What women can do right now

Honesty about the evidence gap does not mean paralysis. It means adjusting the confidence level attached to the advice.

Consider warmer water. Sims’ recommendation of 14 to 16°C for general cold exposure is the most specific, physiologically grounded guidance available. If you have been using water at 10°C because that is what a protocol chart prescribes, experiment with slightly warmer temperatures and observe whether your subjective response — alertness, mood, recovery feel — changes. Aim for a stimulus your body registers as cold, not a temperature borrowed from a study that never included you.

Pay attention to your cycle, but do not over-engineer it. Your thermoregulatory set point shifts across your cycle, and the same water temperature may feel and function differently depending on the phase. Track how cold exposure feels at different points. Notice whether your tolerance, your post-immersion response, or your recovery quality varies. That self-collected data is, right now, more relevant to your experience than any published protocol.

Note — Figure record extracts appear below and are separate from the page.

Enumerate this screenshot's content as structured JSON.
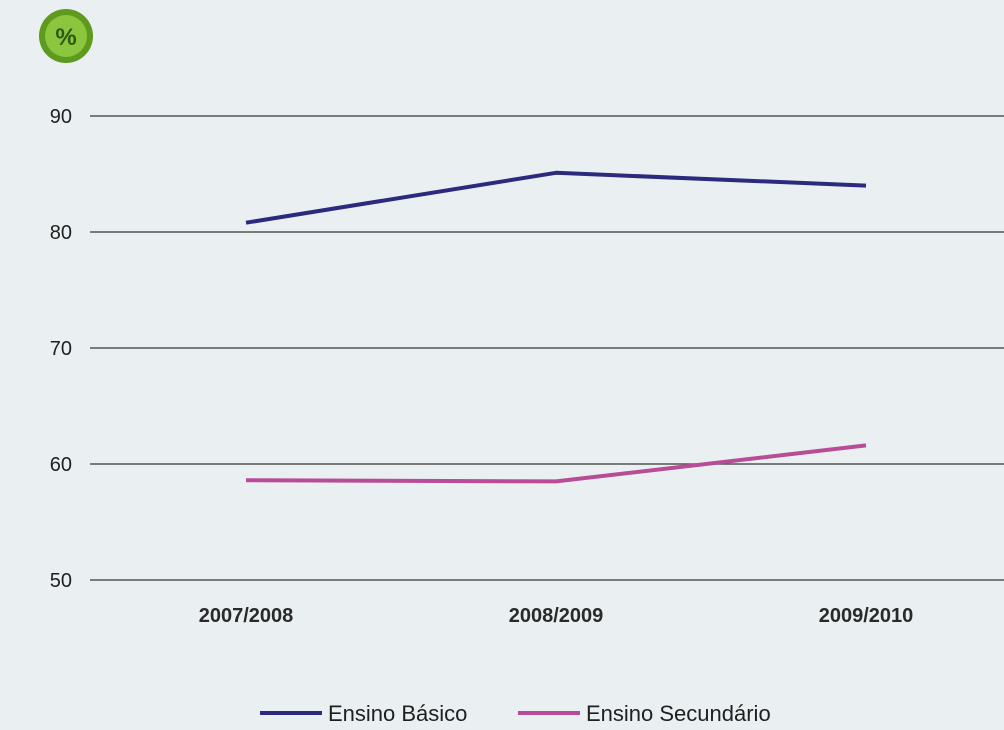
{
  "badge": {
    "label": "%",
    "fill": "#8cc63f",
    "ring": "#5e9a1e",
    "text_color": "#2c5a12"
  },
  "chart_data": {
    "type": "line",
    "title": "",
    "xlabel": "",
    "ylabel": "%",
    "categories": [
      "2007/2008",
      "2008/2009",
      "2009/2010"
    ],
    "ylim": [
      50,
      90
    ],
    "yticks": [
      90,
      80,
      70,
      60,
      50
    ],
    "grid": true,
    "legend_position": "bottom-center",
    "series": [
      {
        "name": "Ensino Básico",
        "values": [
          80.8,
          85.1,
          84.0
        ],
        "color": "#2b2a7c"
      },
      {
        "name": "Ensino Secundário",
        "values": [
          58.6,
          58.5,
          61.6
        ],
        "color": "#b84c96"
      }
    ]
  },
  "colors": {
    "background": "#eaf0f2",
    "grid": "#555555"
  }
}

A cycle-synced framework can help guide your experiments, but resist the temptation to build a rigid phase-by-phase schedule. The evidence for specific cycle-synced CWI protocols does not exist. Awareness is useful. False precision is not.

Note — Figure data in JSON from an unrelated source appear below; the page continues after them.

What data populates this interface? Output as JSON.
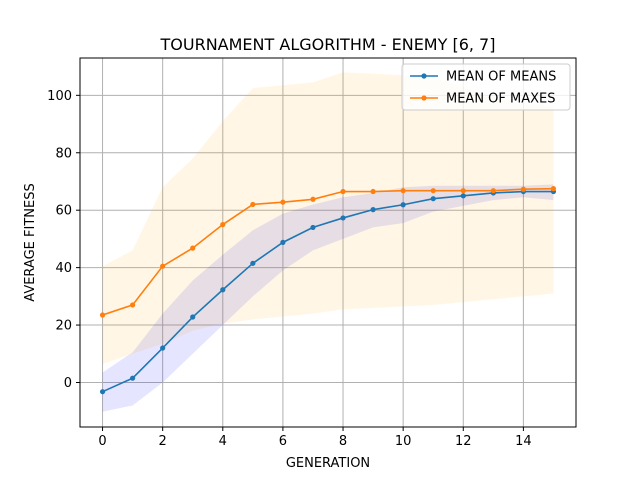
{
  "chart_data": {
    "type": "line",
    "title": "TOURNAMENT ALGORITHM - ENEMY [6, 7]",
    "xlabel": "GENERATION",
    "ylabel": "AVERAGE FITNESS",
    "xlim": [
      -0.75,
      15.75
    ],
    "ylim": [
      -15.5,
      113
    ],
    "xticks": [
      0,
      2,
      4,
      6,
      8,
      10,
      12,
      14
    ],
    "yticks": [
      0,
      20,
      40,
      60,
      80,
      100
    ],
    "grid": true,
    "legend_position": "top-right",
    "x": [
      0,
      1,
      2,
      3,
      4,
      5,
      6,
      7,
      8,
      9,
      10,
      11,
      12,
      13,
      14,
      15
    ],
    "series": [
      {
        "name": "MEAN OF MEANS",
        "color": "#1f77b4",
        "band_color": "#0000ff",
        "values": [
          -3.2,
          1.5,
          12.0,
          22.8,
          32.3,
          41.5,
          48.8,
          54.0,
          57.3,
          60.2,
          61.9,
          64.0,
          65.0,
          66.0,
          66.5,
          66.5
        ],
        "lower": [
          -10.2,
          -8.0,
          0.0,
          10.0,
          20.0,
          30.0,
          39.0,
          46.0,
          50.0,
          54.0,
          55.5,
          59.5,
          61.5,
          63.5,
          64.5,
          63.5
        ],
        "upper": [
          3.5,
          10.5,
          24.0,
          35.5,
          44.5,
          53.0,
          58.8,
          62.0,
          64.5,
          66.0,
          68.0,
          68.5,
          68.5,
          68.5,
          68.5,
          69.0
        ]
      },
      {
        "name": "MEAN OF MAXES",
        "color": "#ff7f0e",
        "band_color": "#ffa500",
        "values": [
          23.5,
          27.0,
          40.5,
          46.8,
          55.0,
          62.0,
          62.8,
          63.8,
          66.5,
          66.5,
          66.8,
          66.8,
          66.8,
          66.8,
          67.3,
          67.5
        ],
        "lower": [
          6.5,
          10.0,
          13.5,
          18.0,
          20.5,
          22.0,
          23.0,
          24.0,
          25.5,
          26.0,
          26.5,
          27.0,
          28.0,
          29.0,
          30.0,
          31.0
        ],
        "upper": [
          40.5,
          46.0,
          68.0,
          78.0,
          91.0,
          102.5,
          103.5,
          104.5,
          108.0,
          107.5,
          107.0,
          106.0,
          103.0,
          99.5,
          97.0,
          96.5
        ]
      }
    ]
  }
}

Monitor your own response over time. In the absence of sex-specific dosing research, your observations carry unusual weight. How do you feel in the hours after cold immersion? Is your sleep affected? Does perceived recovery differ from sessions without CWI? Track this over weeks, not individual sessions. Patterns over weeks matter more than any single session.

Think about your environment. If you use a facility where the cold plunge is set to a single temperature, often calibrated to male-derived protocols, you may not be getting the stimulus that serves you best. Temperature-adjustable setups matter more for women than the current conversation acknowledges. Facilities designed for equal access regardless of gender, and private recovery environments like those at NXT Fit or Rekoop Flex, reflect a reality the research hasn’t caught up with: women are already using cold therapy at the same rates as men. The design should reflect that, including giving users control over their water temperature.

Do not let one null finding override your experience. A 2024 survey of 1,114 women cold-water swimmers reported reductions in anxiety, mood swings, irritability, and sleep difficulties. Survey data without a control group, it sits in a different evidentiary category from an RCT. But it reflects the lived experience of a large number of women who find genuine value in cold water practice. Subjective benefit is not nothing. Cold water and hot flushes, for instance, show promising anecdotal patterns that deserve formal investigation. These experiences deserve to be weighted honestly alongside the clinical picture.

What the field still owes

None of this is women’s problem to solve. It is a structural failing of exercise science, and its consequences extend beyond ice baths into almost every recovery modality, dosing guideline, and performance recommendation in the field. Women have been making decisions based on data that was never generated with their physiology in mind. That some of those decisions may turn out to be correct does not excuse the fact that they were never properly tested.

What changes this is research: sex-balanced cohorts, cycle-phase-controlled study designs, funding bodies willing to invest in the more complicated trials that female physiology demands. The emerging evidence on cold therapy for women’s depression shows what’s possible when research specifically targets women’s needs.

Until that research arrives, women who use cold water immersion are doing what Halson’s elite athletes do: making the best available decision with incomplete information, while paying closer attention to their own response than the standard advice ever asked them to. The issue was never the tool. It was the assumption that a protocol designed without you was designed for you. That assumption is no longer something you have to accept.